Racconto di Rita Buccini
(Seconda pubblicazione – 22 luglio 2019)
Era tesa come un elastico maneggiato per gioco, distrattamente. Alternava la tensione con il rilassamento dovuto alla convinzione che alla fine una risposta l’avrebbe avuta. Poi tornava di nuovo in tensione quando affioravano gli spettri del dubbio e della paura. Era in attesa di un messaggio.
Internet e i vari social, i cellulari intelligenti e ogni loro applicazione avevano raggiunto quasi i confini dell’universo materiale conosciuto, ma non potevano mostrarti i pensieri altrui né i loro sentimenti. Quelle zone erano ancora libere.
Avrebbe dato qualsiasi cosa per potere, anche solo un attimo, conoscere cosa pensava di lei.
Si conoscevano da un po’ e il sentimento che provava per lui non era emerso subito, era passato attraverso la griglia del “Figurati se mi piace!”
Infatti, mentre lo diceva a se stessa, sentiva una vocina di fondo che affermava il contrario “mi piace eccome invece!”
E per ogni difetto che voleva trovare in lui per difendersi dal sentimento, sapeva subito che c’era un pregio lì pronto a smontare tutti i muri che si era illusa di erigere. Alla fine aveva ceduto alla sua vocina interiore, al suo cuore, e aveva ammesso che lui non le era affatto indifferente.
Ed era lì, proprio in quel punto cruciale delle cose, che nasceva il problema che generava ansia e tensione: confessare ciò che provava. Tutta la paura veniva dal fatto che non sapeva cosa lui pensasse di lei.Non era detto che fosse la scelta giusta mostrare i propri sentimenti tuttavia che altro avrebbe potuto fare? Ciò che le premeva nel cuore dall’interno era un battito da donare, lo sentiva essere così, un qualcosa di vivo da prelevare con molta delicatezza per porgerlo alla persona che l’aveva generato dentro di lei. Era per mostrare che era possibile creare nuova vita dentro un cuore e che era importante condividerlo. Ecco perché alla fine, dopo molta riflessione, aveva deciso di parlare.
Aveva però così tanta paura di esprimersi a voce che aveva scelto una strada antica, gli aveva scritto una lunga lettera. Quindi eccoci arrivati al punto: era in attesa della risposta. Ovviamente lui, di solito di poche parole, se avesse risposto, lo avrebbe fatto tramite messaggio via cellulare. O l’avrebbe chiamata? L’avrebbe cercata dopo la sua lettera d’amore? O avrebbe riso fra sé e per non ferirla avrebbe cercato una scusa per allontanarla? O Forse sarebbe stato schietto e le avrebbe detto un secco no o un semplice sì? E se invece si fosse infastidito e avesse scelto comunque il silenzio? E a proposito di rimanere in silenzio, sarebbe stato senza parole per la felicità o per la confessione che non si aspettava?
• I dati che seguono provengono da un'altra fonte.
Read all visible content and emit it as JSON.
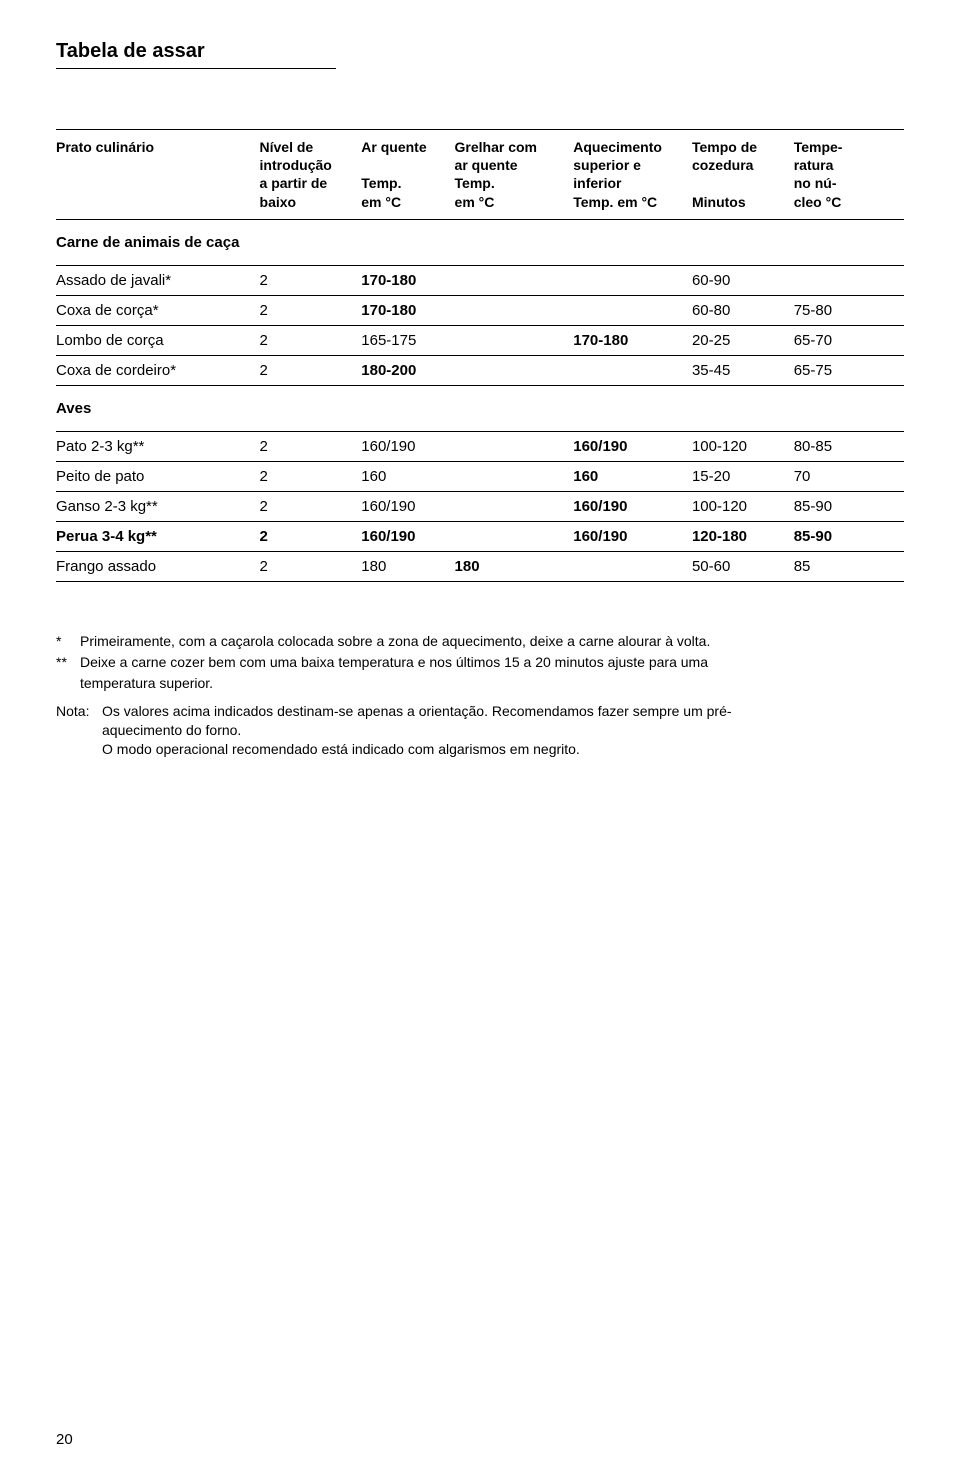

Cercava di pensare vorticosamente per creare una sorta di salvagente mentale, un qualcosa già ricco di risposte, tra le più disparate, che potesse contemplare almeno una soluzione esatta sulla quale elaborare una strategia di reazione. Era da sempre abituata a pensare a tutto per non rimanere delusa e nuda in mezzo al nulla che talvolta la vita ti offre. Che c’era di male in questo modo di affrontare l’esistenza? Più di una volta le era stato di aiuto mettere in conto le cose e si era riparata almeno un po’ da una sonora delusione. Era un metodo valido. Ma quello che non voleva vedere bene era che, come metodo, aveva il rovescio della medaglia perché provocava ansia infinita.
Comunque il dado era tratto e la sorte si era messa in moto. Una qualche risposta ci sarebbe stata, che fosse positiva o negativa. Al di là di questo, però, restava il fatto che l’attesa del messaggio di risposta era il principale responsabile del suo stato di tensione.
Ogni suono del cellulare la faceva sobbalzare dentro, una specie di capriola del cuore, con la felicità di un sì tenuta al guinzaglio dal rifiuto. Sbattevano sulle pareti del cuore come palline e creavano un’eco che le faceva vedere quanto desiderasse una risposta.
Provò dunque a calmarsi, si sedette e prese in mano un libro nell’attesa del messaggio.